The purpose of the amendments is to enhance the effectiveness of Commission cartel investigations by providing more guidance and clarity for companies applying for immunity and/or a reduction in fines and streamlining the application procedure. The Commission had granted conditional immunity on 51 out of a total of 87 applications under the 2002 Leniency Notice. Immunity had not been granted where applicants had not given the necessary insider information and evidence on the alleged cartel to meet the immunity threshold. Immunity had also been withdrawn in one case where the applicant revealed that it had applied for leniency to the other members of the cartel. Equally the Commission had found that applicants had spent a lot of time supplementing applications with additional information which had prolonged the process.

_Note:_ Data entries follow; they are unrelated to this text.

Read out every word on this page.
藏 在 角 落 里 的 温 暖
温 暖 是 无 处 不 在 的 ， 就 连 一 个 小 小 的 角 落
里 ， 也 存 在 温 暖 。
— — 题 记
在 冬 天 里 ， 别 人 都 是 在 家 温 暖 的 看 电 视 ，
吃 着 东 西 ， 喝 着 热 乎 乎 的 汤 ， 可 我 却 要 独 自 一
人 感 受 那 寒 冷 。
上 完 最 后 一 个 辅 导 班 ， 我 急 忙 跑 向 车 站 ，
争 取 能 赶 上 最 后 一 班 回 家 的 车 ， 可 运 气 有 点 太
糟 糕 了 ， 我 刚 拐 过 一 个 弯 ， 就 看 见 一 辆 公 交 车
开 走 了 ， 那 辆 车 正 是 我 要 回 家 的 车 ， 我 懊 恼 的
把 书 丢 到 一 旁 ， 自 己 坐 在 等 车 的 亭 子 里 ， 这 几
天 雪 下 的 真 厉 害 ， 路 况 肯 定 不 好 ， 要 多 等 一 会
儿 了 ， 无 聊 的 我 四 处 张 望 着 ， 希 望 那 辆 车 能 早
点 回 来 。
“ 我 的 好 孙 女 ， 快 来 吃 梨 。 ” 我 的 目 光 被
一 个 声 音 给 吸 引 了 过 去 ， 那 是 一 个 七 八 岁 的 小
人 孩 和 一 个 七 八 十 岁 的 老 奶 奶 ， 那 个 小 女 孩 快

The draft notice sets out additional requirements for the immunity threshold to be met. The applicant must describe its participation in the cartel to be eligible for immunity. In order to comply with the duty of full and continuous co-operation the applicant: cannot have destroyed, falsified or concealed information, whether during the investigation or whilst preparing its leniency application; cannot disclose that it has made a leniency application; and must make employees available for interview. The notice also now explicitly provides flexibility as to when participants have to end their involvement in the cartel so that a leniency application does not, for example, prejudice a planned Commission inspection.
A further requirement is for the applicant to submit a corporate statement, for which the Commission has established a particular procedure to protect such statements from discovery in civil damages proceedings. Statements can be made orally and access will only be granted to addressees of a statement of objections in accordance with the Commission rules on access to the Commission file.
The Commission has also introduced a marker system to protect an applicant’s first place in the queue for immunity for a short period. This will give an applicant more time to gather the information to be submitted in order to perfect the marker and meet the threshold for immunity. The Commission will determine the relevant time period on a case-by-case basis.
The Commission has also amended the requirements for applicants for a reduction in fines. Applicants are expressly required to co-operate and the notice clarifies the kind of compelling evidence that an applicant is required to provide in order to offer significant added value to the information the Commission already has. The notice also provides that the Commission will not use compelling evidence provided by a party to increase fines on that party.
The draft Leniency Notice does not provide an EU-wide one-stop shop system and applicants will still have to apply under different procedures to both EU and various Member States for leniency where relevant. However the European Competition Network has launched a model leniency programme to facilitate multiple applications within the EU. This is not binding on members of the ECN and so leniency applicants are likely to face practical difficulties due to the lack of harmonisation for some time to come. If adopted, the model provides for a leniency programme with similar principles to the draft Leniency Notice and in addition enables an applicant to submit a summary application (which can also be made orally) which acts as a marker to secure an applicant’s place in the queue in that Member State until it is clear which authorities will be dealing with the case.
The draft notice provides clarity on the kind of information that a leniency applicant is expected to provide and the marker system should encourage applicants to come forward early on. The Commission has stated that it does not want to discourage leniency applicants from coming forward because of the risk that the information they provide as part of that application will be produced in civil damages actions. The procedures put in place for corporate statements will provide some reassurance, however elements from published Commission decisions can still be used in actions for damages to establish the existence and extent of a cartel.